仮面夫婦のはずが、怜悧な外科医は政略妻への独占愛を容赦しない
確かにあの日、拓郎はそう言った。だがあのあと、大知は反論していたのだ。
『杏だから結婚する。家とか関係ない』と。杏は聞くのが怖くて逃げだしてしまったが、大知の意志はあのときから、ハッキリとあったのだ。
「杏、もう寂しい思いはさせない。杏の夫にふさわしい男になってみせる。だから、ここからやり直さないか? 俺たち」
杏の手を固く握り、必死に乞う。誰かを想って、こんなふうに一心不乱になったことがあっただろうか。今の大知は、プライドも何もかも捨てた、ただの一人の男。
「でも私は、もうすぐ北条病院の令嬢でもなんでもなくなります。それでもいいんですか?」
「それはどういうことだ」
矢継ぎ早に問えば、杏が今にも泣きだしそうな声音で話し始めた。
「実は、父から病院をたたむと連絡を受けました。大知さんに迷惑がかかると思って……だから私」
そこまで告げると、大知は絶望を飲み込んだような顔で固まっていた。そしてすぐに、くしゃっと悔しそうに頭を掻いた。

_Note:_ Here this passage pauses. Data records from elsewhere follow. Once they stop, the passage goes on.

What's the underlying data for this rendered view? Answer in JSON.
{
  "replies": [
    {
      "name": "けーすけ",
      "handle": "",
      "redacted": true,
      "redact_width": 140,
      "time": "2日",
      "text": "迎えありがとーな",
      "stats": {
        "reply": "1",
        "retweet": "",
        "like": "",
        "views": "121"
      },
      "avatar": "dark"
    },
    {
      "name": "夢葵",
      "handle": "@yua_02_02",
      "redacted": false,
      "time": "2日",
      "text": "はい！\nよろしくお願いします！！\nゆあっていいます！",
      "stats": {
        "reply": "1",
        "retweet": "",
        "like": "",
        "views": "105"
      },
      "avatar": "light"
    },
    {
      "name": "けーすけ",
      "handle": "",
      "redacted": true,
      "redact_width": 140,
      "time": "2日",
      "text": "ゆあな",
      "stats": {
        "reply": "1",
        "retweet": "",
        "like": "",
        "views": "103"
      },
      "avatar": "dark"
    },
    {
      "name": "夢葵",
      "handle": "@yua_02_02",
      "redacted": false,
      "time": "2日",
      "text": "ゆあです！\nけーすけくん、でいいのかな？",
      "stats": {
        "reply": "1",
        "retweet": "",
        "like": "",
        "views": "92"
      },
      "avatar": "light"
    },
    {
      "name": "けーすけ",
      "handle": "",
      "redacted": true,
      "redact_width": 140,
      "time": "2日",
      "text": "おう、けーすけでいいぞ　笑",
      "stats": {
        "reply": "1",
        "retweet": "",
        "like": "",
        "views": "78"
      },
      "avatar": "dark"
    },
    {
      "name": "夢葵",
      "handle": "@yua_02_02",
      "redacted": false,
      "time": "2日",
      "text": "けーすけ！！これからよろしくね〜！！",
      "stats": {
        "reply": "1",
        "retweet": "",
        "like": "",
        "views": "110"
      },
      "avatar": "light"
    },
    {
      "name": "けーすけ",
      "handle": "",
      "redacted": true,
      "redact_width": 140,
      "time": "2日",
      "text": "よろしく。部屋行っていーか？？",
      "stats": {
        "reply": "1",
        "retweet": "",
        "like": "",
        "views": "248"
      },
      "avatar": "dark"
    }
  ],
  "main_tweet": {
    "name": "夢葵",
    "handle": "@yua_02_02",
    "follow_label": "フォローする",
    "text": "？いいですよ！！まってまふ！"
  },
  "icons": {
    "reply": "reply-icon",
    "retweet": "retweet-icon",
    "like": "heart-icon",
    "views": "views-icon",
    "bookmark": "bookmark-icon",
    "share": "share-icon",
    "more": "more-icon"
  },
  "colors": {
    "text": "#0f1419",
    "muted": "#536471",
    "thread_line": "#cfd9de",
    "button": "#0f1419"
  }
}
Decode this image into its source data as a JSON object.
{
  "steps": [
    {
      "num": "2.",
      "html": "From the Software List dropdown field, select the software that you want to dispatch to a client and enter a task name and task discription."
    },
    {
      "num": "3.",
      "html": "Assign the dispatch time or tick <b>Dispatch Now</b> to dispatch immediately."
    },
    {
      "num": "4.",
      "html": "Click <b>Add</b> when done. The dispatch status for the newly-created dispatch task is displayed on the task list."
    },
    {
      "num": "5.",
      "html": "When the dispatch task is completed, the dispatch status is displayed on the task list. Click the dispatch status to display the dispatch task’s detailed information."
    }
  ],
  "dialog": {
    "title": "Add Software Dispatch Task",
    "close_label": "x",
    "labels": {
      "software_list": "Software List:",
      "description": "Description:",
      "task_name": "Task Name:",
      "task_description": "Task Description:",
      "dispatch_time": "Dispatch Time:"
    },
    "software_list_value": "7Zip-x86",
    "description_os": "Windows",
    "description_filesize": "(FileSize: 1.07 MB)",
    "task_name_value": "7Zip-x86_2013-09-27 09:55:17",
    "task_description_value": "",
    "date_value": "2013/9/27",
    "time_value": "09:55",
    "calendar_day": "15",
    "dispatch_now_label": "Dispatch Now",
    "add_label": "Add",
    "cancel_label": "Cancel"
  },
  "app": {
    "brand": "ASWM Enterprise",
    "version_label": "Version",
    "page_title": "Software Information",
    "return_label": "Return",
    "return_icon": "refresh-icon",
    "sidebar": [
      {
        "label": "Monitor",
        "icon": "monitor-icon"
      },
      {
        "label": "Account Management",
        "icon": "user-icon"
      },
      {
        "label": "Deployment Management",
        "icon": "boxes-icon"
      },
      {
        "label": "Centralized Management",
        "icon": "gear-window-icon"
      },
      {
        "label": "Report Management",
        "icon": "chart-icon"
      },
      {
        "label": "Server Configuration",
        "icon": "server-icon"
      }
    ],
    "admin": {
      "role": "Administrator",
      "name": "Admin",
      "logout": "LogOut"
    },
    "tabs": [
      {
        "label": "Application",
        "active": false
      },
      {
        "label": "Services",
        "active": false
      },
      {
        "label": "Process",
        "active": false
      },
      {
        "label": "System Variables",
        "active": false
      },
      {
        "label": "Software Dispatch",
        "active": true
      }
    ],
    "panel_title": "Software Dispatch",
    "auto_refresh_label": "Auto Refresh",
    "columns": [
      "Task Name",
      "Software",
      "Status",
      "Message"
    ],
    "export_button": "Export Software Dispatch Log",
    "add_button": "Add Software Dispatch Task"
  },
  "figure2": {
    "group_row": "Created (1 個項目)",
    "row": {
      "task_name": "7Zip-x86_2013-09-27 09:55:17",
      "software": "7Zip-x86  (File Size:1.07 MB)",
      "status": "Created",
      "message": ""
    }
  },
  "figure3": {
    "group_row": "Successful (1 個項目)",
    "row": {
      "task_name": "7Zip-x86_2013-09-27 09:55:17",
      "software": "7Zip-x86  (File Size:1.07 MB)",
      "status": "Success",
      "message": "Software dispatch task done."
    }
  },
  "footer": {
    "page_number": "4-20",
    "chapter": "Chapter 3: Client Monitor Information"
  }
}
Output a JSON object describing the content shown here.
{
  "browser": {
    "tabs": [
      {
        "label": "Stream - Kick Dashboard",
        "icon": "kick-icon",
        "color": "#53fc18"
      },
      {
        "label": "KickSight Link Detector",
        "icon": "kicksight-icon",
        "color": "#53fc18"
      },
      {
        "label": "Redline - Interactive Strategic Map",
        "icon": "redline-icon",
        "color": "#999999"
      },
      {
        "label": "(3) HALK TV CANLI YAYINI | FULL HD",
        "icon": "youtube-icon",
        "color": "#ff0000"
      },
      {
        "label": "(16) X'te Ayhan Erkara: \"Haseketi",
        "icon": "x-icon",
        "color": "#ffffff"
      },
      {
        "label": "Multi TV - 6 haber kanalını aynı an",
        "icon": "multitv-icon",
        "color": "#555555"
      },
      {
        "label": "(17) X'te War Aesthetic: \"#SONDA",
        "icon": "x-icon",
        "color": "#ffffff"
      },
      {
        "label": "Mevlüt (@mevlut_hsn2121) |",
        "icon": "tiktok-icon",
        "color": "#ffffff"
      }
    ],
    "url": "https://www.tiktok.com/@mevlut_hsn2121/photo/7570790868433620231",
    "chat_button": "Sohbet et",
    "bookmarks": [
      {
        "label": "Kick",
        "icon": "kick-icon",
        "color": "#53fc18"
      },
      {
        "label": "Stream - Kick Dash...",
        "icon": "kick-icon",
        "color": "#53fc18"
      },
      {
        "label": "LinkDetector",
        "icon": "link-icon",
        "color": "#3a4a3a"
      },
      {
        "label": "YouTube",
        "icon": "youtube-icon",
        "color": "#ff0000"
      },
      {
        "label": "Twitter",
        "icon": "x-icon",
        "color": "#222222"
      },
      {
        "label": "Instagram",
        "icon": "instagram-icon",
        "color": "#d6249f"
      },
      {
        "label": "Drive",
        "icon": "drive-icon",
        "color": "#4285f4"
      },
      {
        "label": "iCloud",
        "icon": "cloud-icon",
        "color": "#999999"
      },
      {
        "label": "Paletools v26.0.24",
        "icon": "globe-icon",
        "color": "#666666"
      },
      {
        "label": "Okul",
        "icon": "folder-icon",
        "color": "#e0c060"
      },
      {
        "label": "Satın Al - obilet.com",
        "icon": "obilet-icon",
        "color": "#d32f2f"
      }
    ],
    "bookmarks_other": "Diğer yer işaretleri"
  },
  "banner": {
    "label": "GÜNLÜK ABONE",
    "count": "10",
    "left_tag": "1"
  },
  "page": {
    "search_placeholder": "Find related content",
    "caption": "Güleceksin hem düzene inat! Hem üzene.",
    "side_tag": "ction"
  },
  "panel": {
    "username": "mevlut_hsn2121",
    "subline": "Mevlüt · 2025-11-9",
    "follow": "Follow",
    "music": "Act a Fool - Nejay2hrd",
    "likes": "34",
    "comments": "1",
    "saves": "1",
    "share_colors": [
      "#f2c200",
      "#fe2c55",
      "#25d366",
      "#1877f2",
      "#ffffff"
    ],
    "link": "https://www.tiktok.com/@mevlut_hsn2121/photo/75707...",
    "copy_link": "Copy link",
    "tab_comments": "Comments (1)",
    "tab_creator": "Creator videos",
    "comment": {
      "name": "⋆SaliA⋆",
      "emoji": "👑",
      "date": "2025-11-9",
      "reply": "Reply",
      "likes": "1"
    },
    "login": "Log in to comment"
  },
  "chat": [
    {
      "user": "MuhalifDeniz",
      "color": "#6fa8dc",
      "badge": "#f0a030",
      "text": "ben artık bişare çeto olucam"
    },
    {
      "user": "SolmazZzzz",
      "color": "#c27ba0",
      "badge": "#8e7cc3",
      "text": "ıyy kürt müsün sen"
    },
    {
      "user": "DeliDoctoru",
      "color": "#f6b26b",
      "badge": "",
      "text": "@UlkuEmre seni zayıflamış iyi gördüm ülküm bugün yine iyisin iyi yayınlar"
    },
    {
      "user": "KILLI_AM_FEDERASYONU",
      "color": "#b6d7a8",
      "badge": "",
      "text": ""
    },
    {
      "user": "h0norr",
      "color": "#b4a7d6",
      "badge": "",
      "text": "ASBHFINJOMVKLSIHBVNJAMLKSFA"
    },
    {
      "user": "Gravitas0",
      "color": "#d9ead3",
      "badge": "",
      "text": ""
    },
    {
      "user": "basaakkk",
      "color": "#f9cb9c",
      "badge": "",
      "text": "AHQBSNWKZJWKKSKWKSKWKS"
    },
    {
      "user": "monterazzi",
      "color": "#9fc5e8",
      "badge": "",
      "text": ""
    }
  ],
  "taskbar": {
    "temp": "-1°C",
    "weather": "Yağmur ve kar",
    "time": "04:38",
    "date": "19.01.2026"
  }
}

「なるほど、そういうことだったのか。気づいてあげられなくてすまなかった。でも、そんなの関係ない。俺はこれからも杏に傍にいてもらいたい。何があっても杏を守ると誓う」
「大知さん……」
「好きだ。杏」
言い終えた刹那、大知は杏の腕を掴み引き寄せると、掻き抱いた。もう離さないと言わんばかりに、強く胸の中にしまいこむ。
「ちゃんと夫婦になろう。辛い想いをさせて悪かった」
言葉にならず、大知の胸で、涙に濡れた顔を何度も首肯する。
ひどくもつれていた糸が、解けていく。結婚までがめまぐるしく、お互いの気持ちを確かめ合う暇すらなかった。
もつれにもつれ、自身の中で勝手な憶測が広がり、深みにはまっていった部分もある。
危うく間違った選択をしそうになっていたけれど、もう同じ過ちは犯さない。それを知らしめるかのように、強く強く抱き合った。二人の胸には、これまでにない幸せな気持ちが広がっていた。